Una estrella binaria es un vals cósmico. Dos astros giran y su luz oscila con un ritmo estricto: la dirección de vibración de los rayos, o polarización, cambia sincronizada con su movimiento. Si el espacio entre ellos está lleno de partículas invisibles —axiones, de los que probablemente está hecha la materia oscura— ese ritmo sufre una perturbación casi imperceptible, como si se colara un acorde extraño y fantasmal en la música.
Los astrónomos han convertido esta peculiaridad en un detector. La órbita del sistema binario funciona como un preciso reloj de polarización: la más mínima desviación del patrón previsto señalará a los axiones. Un solo par adecuado permite detectar una distorsión de unas billonésimas, algo así como oír un susurro en medio de una multitud ruidosa.
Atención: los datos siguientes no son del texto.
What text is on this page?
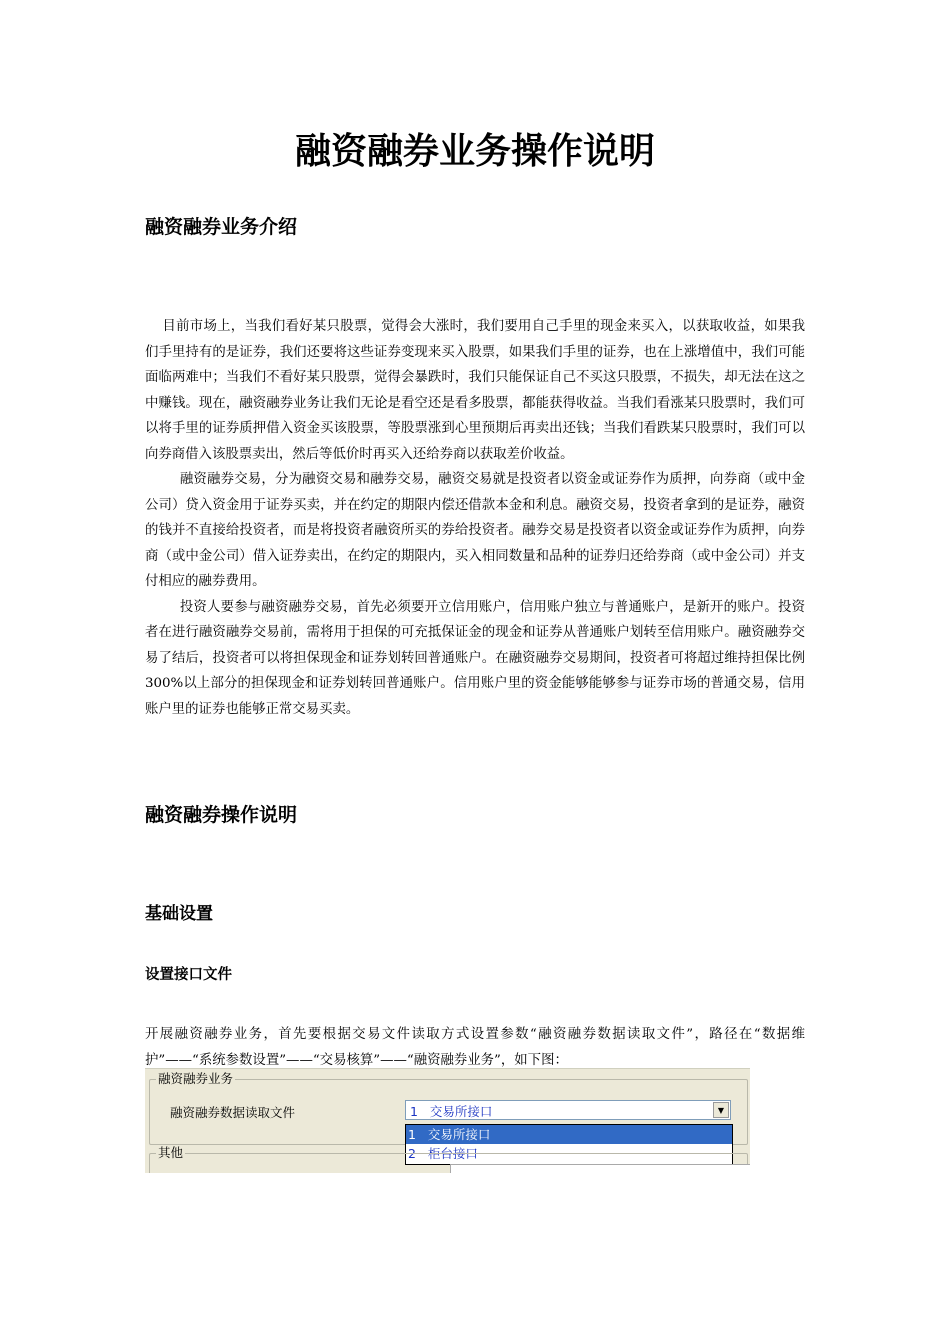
融资融券业务操作说明
融资融券业务介绍

目前市场上，当我们看好某只股票，觉得会大涨时，我们要用自己手里的现金来买入，以获取收益，如果我们手里持有的是证券，我们还要将这些证券变现来买入股票，如果我们手里的证券，也在上涨增值中，我们可能面临两难中；当我们不看好某只股票，觉得会暴跌时，我们只能保证自己不买这只股票，不损失，却无法在这之中赚钱。现在，融资融券业务让我们无论是看空还是看多股票，都能获得收益。当我们看涨某只股票时，我们可以将手里的证券质押借入资金买该股票，等股票涨到心里预期后再卖出还钱；当我们看跌某只股票时，我们可以向券商借入该股票卖出，然后等低价时再买入还给券商以获取差价收益。

融资融券交易，分为融资交易和融券交易，融资交易就是投资者以资金或证券作为质押，向券商（或中金公司）贷入资金用于证券买卖，并在约定的期限内偿还借款本金和利息。融资交易，投资者拿到的是证券，融资的钱并不直接给投资者，而是将投资者融资所买的券给投资者。融券交易是投资者以资金或证券作为质押，向券商（或中金公司）借入证券卖出，在约定的期限内，买入相同数量和品种的证券归还给券商（或中金公司）并支付相应的融券费用。

投资人要参与融资融券交易，首先必须要开立信用账户，信用账户独立与普通账户，是新开的账户。投资者在进行融资融券交易前，需将用于担保的可充抵保证金的现金和证券从普通账户划转至信用账户。融资融券交易了结后，投资者可以将担保现金和证券划转回普通账户。在融资融券交易期间，投资者可将超过维持担保比例300%以上部分的担保现金和证券划转回普通账户。信用账户里的资金能够能够参与证券市场的普通交易，信用账户里的证券也能够正常交易买卖。

融资融券操作说明
基础设置
设置接口文件

开展融资融券业务，首先要根据交易文件读取方式设置参数“融资融券数据读取文件”，路径在“数据维护”——“系统参数设置”——“交易核算”——“融资融券业务”，如下图：

融资融券业务
融资融券数据读取文件	1   交易所接口	▼
1   交易所接口
2   柜台接口
其他
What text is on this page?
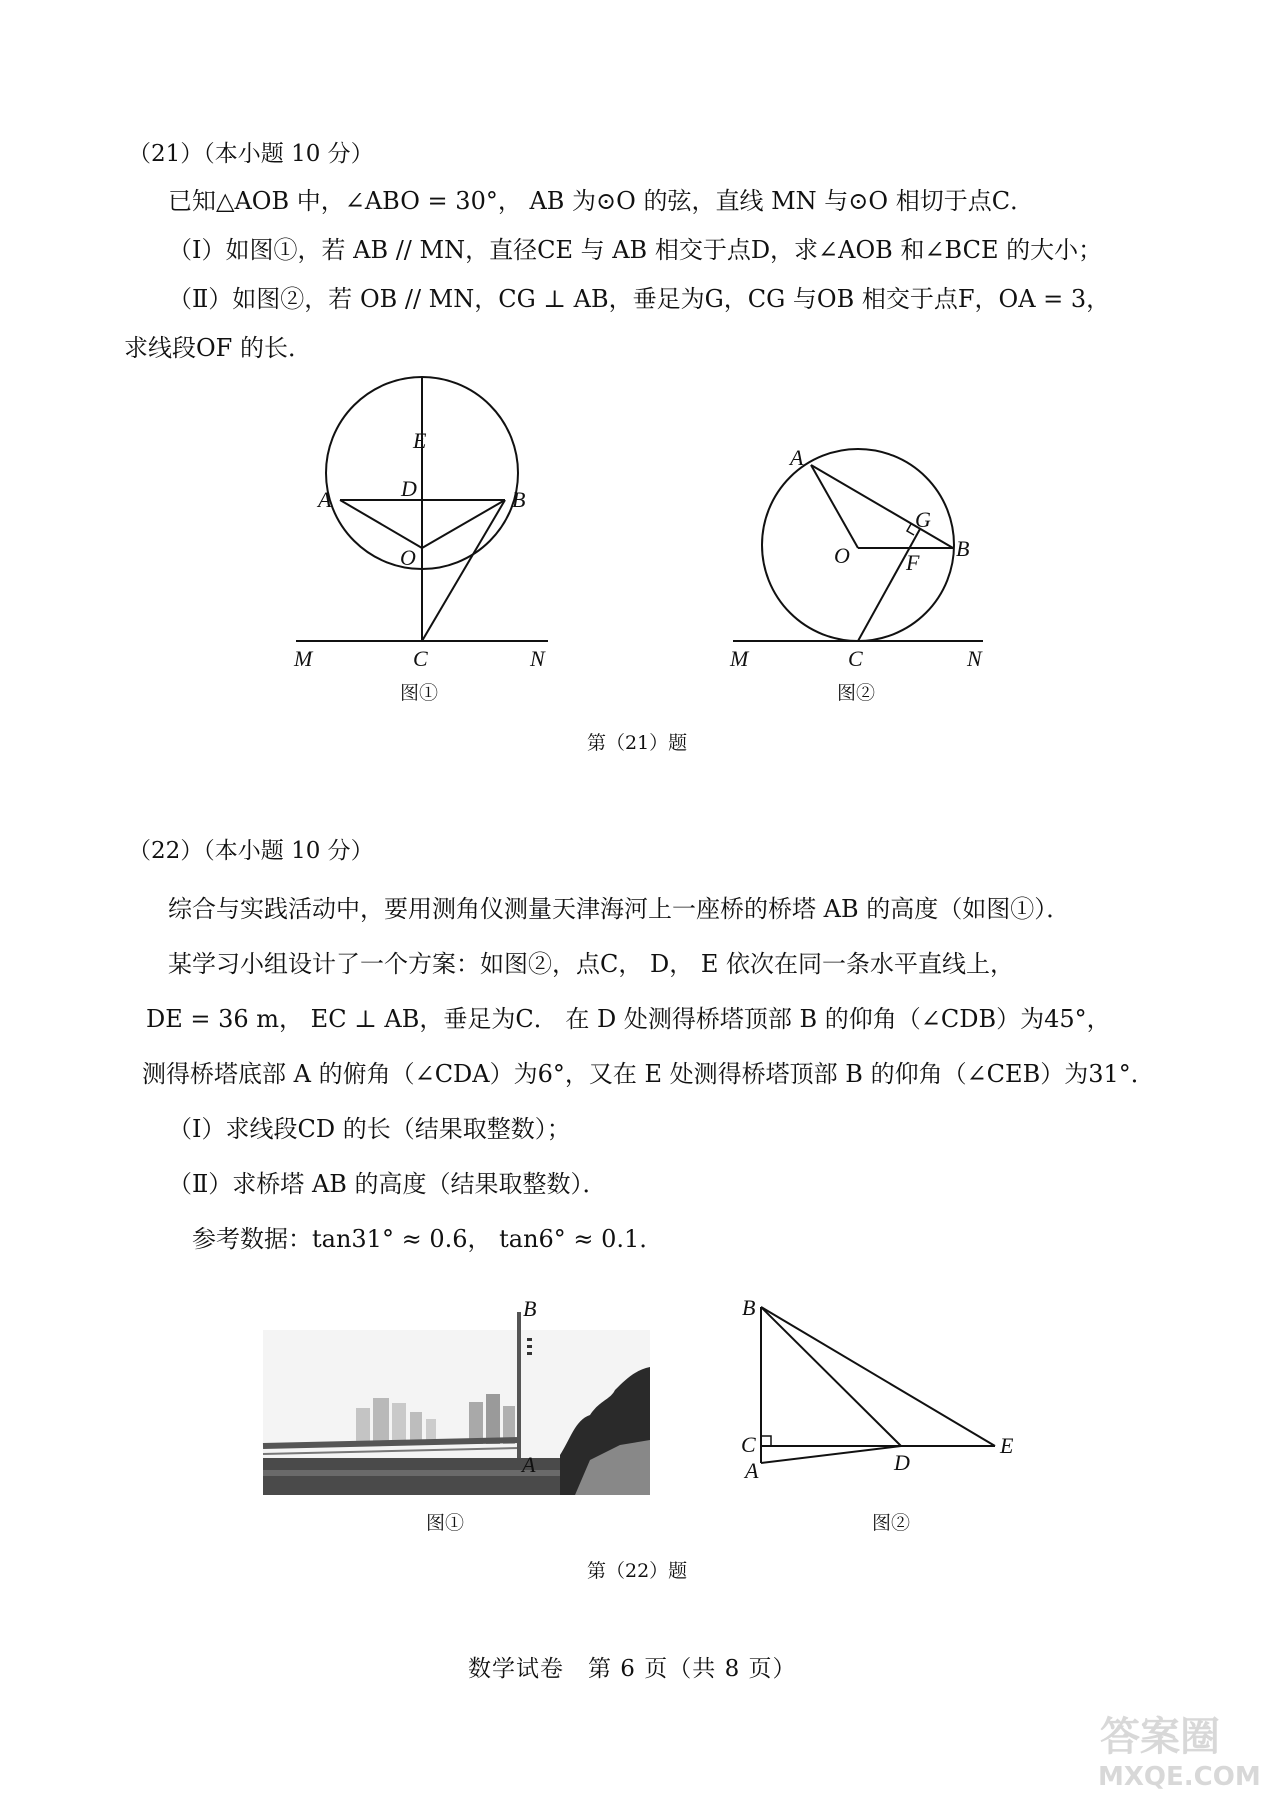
（21）（本小题 10 分）
已知△AOB 中，∠ABO = 30°， AB 为⊙O 的弦，直线 MN 与⊙O 相切于点C．
（Ⅰ）如图①，若 AB // MN，直径CE 与 AB 相交于点D，求∠AOB 和∠BCE 的大小；
（Ⅱ）如图②，若 OB // MN，CG ⊥ AB，垂足为G，CG 与OB 相交于点F，OA = 3，
求线段OF 的长．
E
D
A	B
O
M	C	N
图①
A
G
O	F
B
M	C	N
图②
第（21）题
（22）（本小题 10 分）
综合与实践活动中，要用测角仪测量天津海河上一座桥的桥塔 AB 的高度（如图①）．
某学习小组设计了一个方案：如图②，点C， D， E 依次在同一条水平直线上，
DE = 36 m， EC ⊥ AB，垂足为C． 在 D 处测得桥塔顶部 B 的仰角（∠CDB）为45°，
测得桥塔底部 A 的俯角（∠CDA）为6°，又在 E 处测得桥塔顶部 B 的仰角（∠CEB）为31°．
（Ⅰ）求线段CD 的长（结果取整数）；
（Ⅱ）求桥塔 AB 的高度（结果取整数）．
参考数据：tan31° ≈ 0.6， tan6° ≈ 0.1．
B
A
图①
B
C
A	D
E
图②
第（22）题
数学试卷　第 6 页（共 8 页）
答案圈
MXQE.COM
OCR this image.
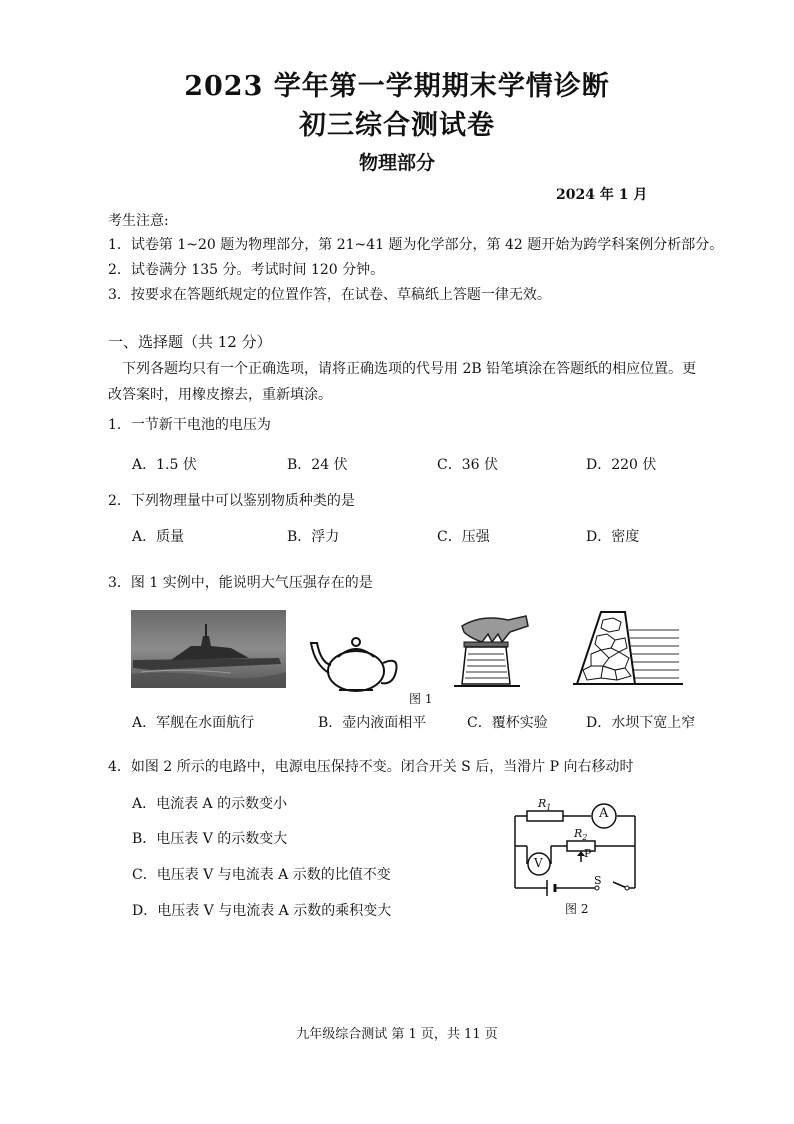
2023 学年第一学期期末学情诊断
初三综合测试卷
物理部分
2024 年 1 月
考生注意:
1．试卷第 1~20 题为物理部分，第 21~41 题为化学部分，第 42 题开始为跨学科案例分析部分。
2．试卷满分 135 分。考试时间 120 分钟。
3．按要求在答题纸规定的位置作答，在试卷、草稿纸上答题一律无效。
一、选择题（共 12 分）
下列各题均只有一个正确选项，请将正确选项的代号用 2B 铅笔填涂在答题纸的相应位置。更
改答案时，用橡皮擦去，重新填涂。
1．一节新干电池的电压为
A．1.5 伏	B．24 伏	C．36 伏	D．220 伏
2．下列物理量中可以鉴别物质种类的是
A．质量	B．浮力	C．压强	D．密度
3．图 1 实例中，能说明大气压强存在的是
图 1
A．军舰在水面航行	B．壶内液面相平	C．覆杯实验	D．水坝下宽上窄
4．如图 2 所示的电路中，电源电压保持不变。闭合开关 S 后，当滑片 P 向右移动时
A．电流表 A 的示数变小
B．电压表 V 的示数变大
C．电压表 V 与电流表 A 示数的比值不变
D．电压表 V 与电流表 A 示数的乘积变大
$R_1$	A
$R_2$
V
P
S
图 2
九年级综合测试 第 1 页，共 11 页
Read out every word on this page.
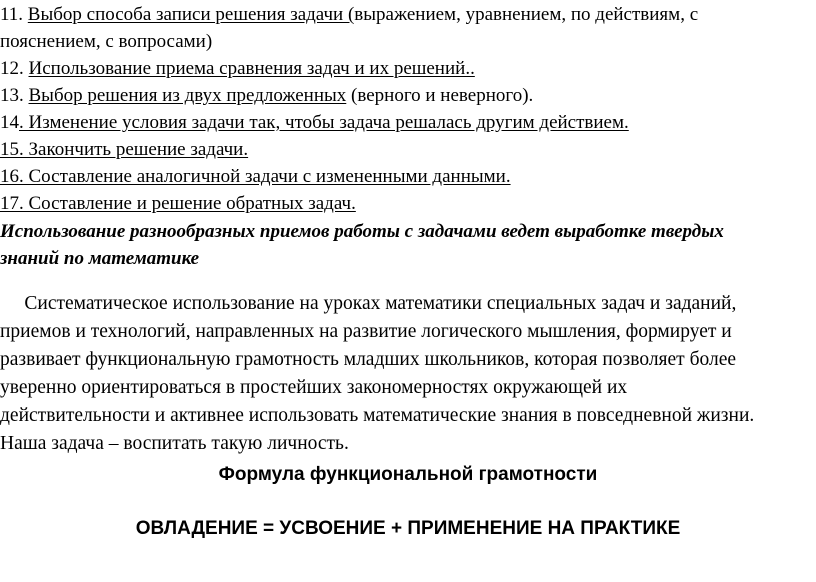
11. Выбор способа записи решения задачи (выражением, уравнением, по действиям, с
пояснением, с вопросами)
12. Использование приема сравнения задач и их решений..
13. Выбор решения из двух предложенных (верного и неверного).
14. Изменение условия задачи так, чтобы задача решалась другим действием.
15. Закончить решение задачи.
16. Составление аналогичной задачи с измененными данными.
17. Составление и решение обратных задач.
Использование разнообразных приемов работы с задачами ведет выработке твердых
знаний по математике
Систематическое использование на уроках математики специальных задач и заданий,
приемов и технологий, направленных на развитие логического мышления, формирует и
развивает функциональную грамотность младших школьников, которая позволяет более
уверенно ориентироваться в простейших закономерностях окружающей их
действительности и активнее использовать математические знания в повседневной жизни.
Наша задача – воспитать такую личность.
Формула функциональной грамотности
ОВЛАДЕНИЕ = УСВОЕНИЕ + ПРИМЕНЕНИЕ НА ПРАКТИКЕ
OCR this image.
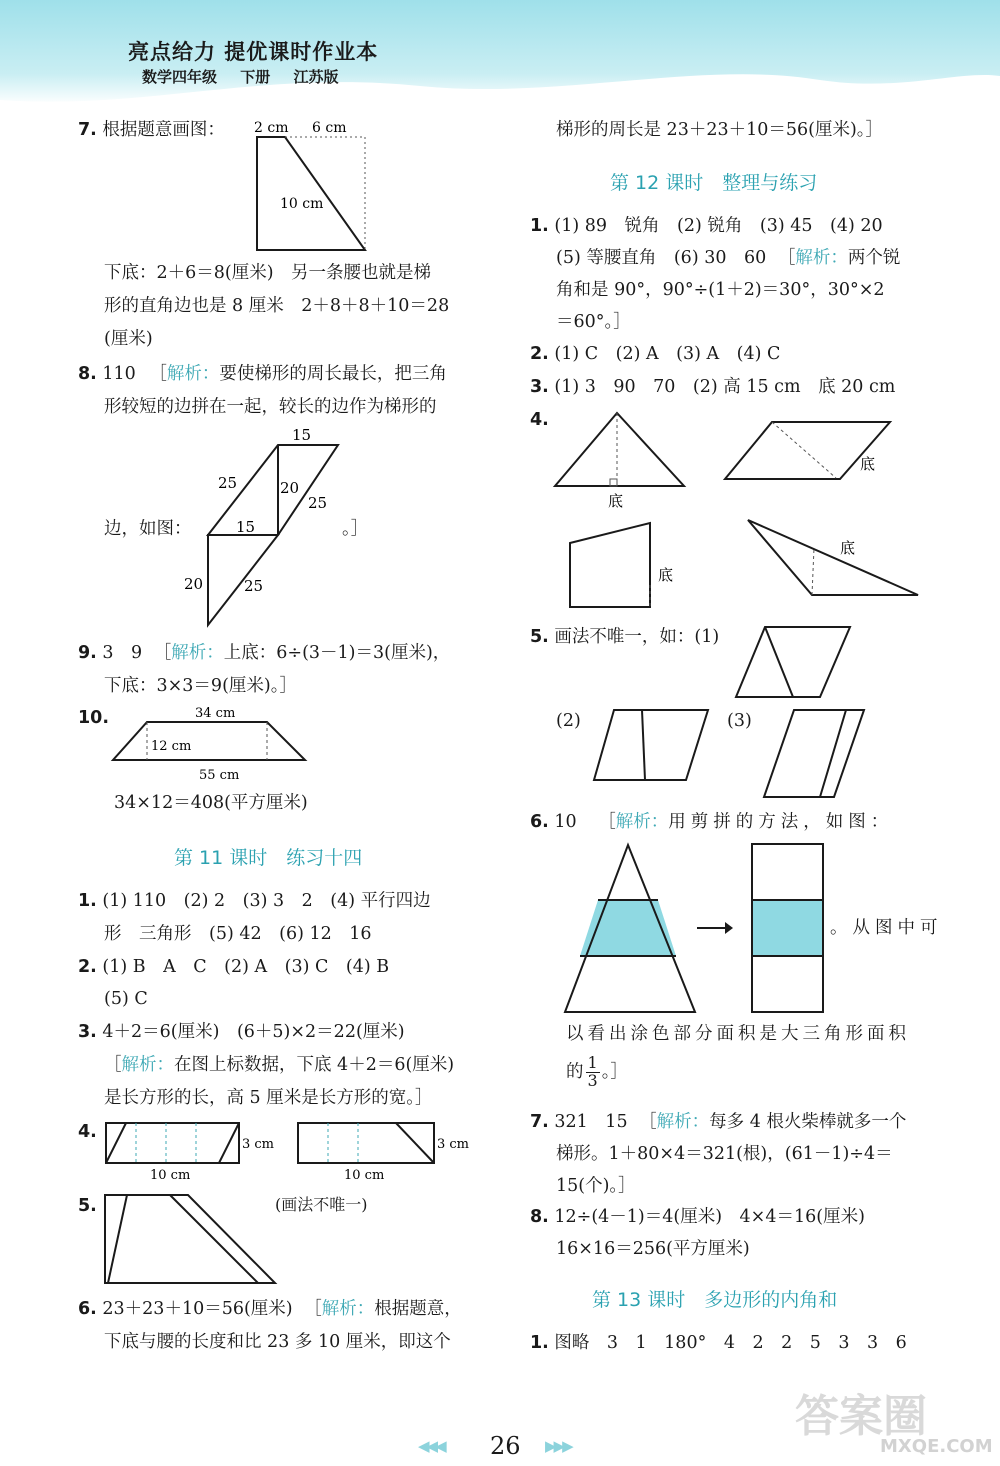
亮点给力 提优课时作业本
数学四年级 下册 江苏版
7. 根据题意画图： 2 cm 6 cm
10 cm
下底：2＋6＝8(厘米)　另一条腰也就是梯
形的直角边也是 8 厘米　2＋8＋8＋10＝28
(厘米)
8. 110 ［解析：要使梯形的周长最长，把三角
形较短的边拼在一起，较长的边作为梯形的
15
25	20
25
15
20	25
边，如图：	。］
9. 3　9 ［解析：上底：6÷(3－1)＝3(厘米)，
下底：3×3＝9(厘米)。］
10.	34 cm
12 cm
55 cm
34×12＝408(平方厘米)
第 11 课时　练习十四
1. (1) 110　(2) 2　(3) 3　2　(4) 平行四边
形　三角形　(5) 42　(6) 12　16
2. (1) B　A　C　(2) A　(3) C　(4) B
(5) C
3. 4＋2＝6(厘米)　(6＋5)×2＝22(厘米)
［解析：在图上标数据，下底 4＋2＝6(厘米)
是长方形的长，高 5 厘米是长方形的宽。］
4.
3 cm
10 cm
3 cm
10 cm
5.	(画法不唯一)
6. 23＋23＋10＝56(厘米) ［解析：根据题意，
下底与腰的长度和比 23 多 10 厘米，即这个
梯形的周长是 23＋23＋10＝56(厘米)。］
第 12 课时　整理与练习
1. (1) 89　锐角　(2) 锐角　(3) 45　(4) 20
(5) 等腰直角　(6) 30　60 ［解析：两个锐
角和是 90°，90°÷(1＋2)＝30°，30°×2
＝60°。］
2. (1) C　(2) A　(3) A　(4) C
3. (1) 3　90　70　(2) 高 15 cm　底 20 cm
4.
底
底
底
底
5. 画法不唯一，如：(1)
(2)	(3)
6. 10 ［解析：用剪拼的方法，如图：
。从图中可
以看出涂色部分面积是大三角形面积
的 $\frac{1}{3}$ 。］
7. 321　15 ［解析：每多 4 根火柴棒就多一个
梯形。1＋80×4＝321(根)，(61－1)÷4＝
15(个)。］
8. 12÷(4－1)＝4(厘米)　4×4＝16(厘米)
16×16＝256(平方厘米)
第 13 课时　多边形的内角和
1. 图略　3　1　180°　4　2　2　5　3　3　6
◀◀◀ 26 ▶▶▶
答案圈
MXQE.COM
Y al combinar las observaciones de una decena de estas estrellas, la sensibilidad aumenta decenas de veces.
El método complementa las búsquedas a través del fondo cósmico de microondas y los púlsares. La precisión se mejorará con modelos de evolución estelar, simulaciones por ordenador y aprendizaje automático. Mediciones similares ya se aplican al estudio de los discos protoplanetarios, de donde nacen los planetas. La idea de estas partículas surgió de Peccei y Quinn, y la base teórica la sentó Chandrasekhar.
🎯 En la estrella binaria Spica, la polarización varía solo 200 millonésimas, como si una mota de polvo atenuase un rayo de sol por un segundo.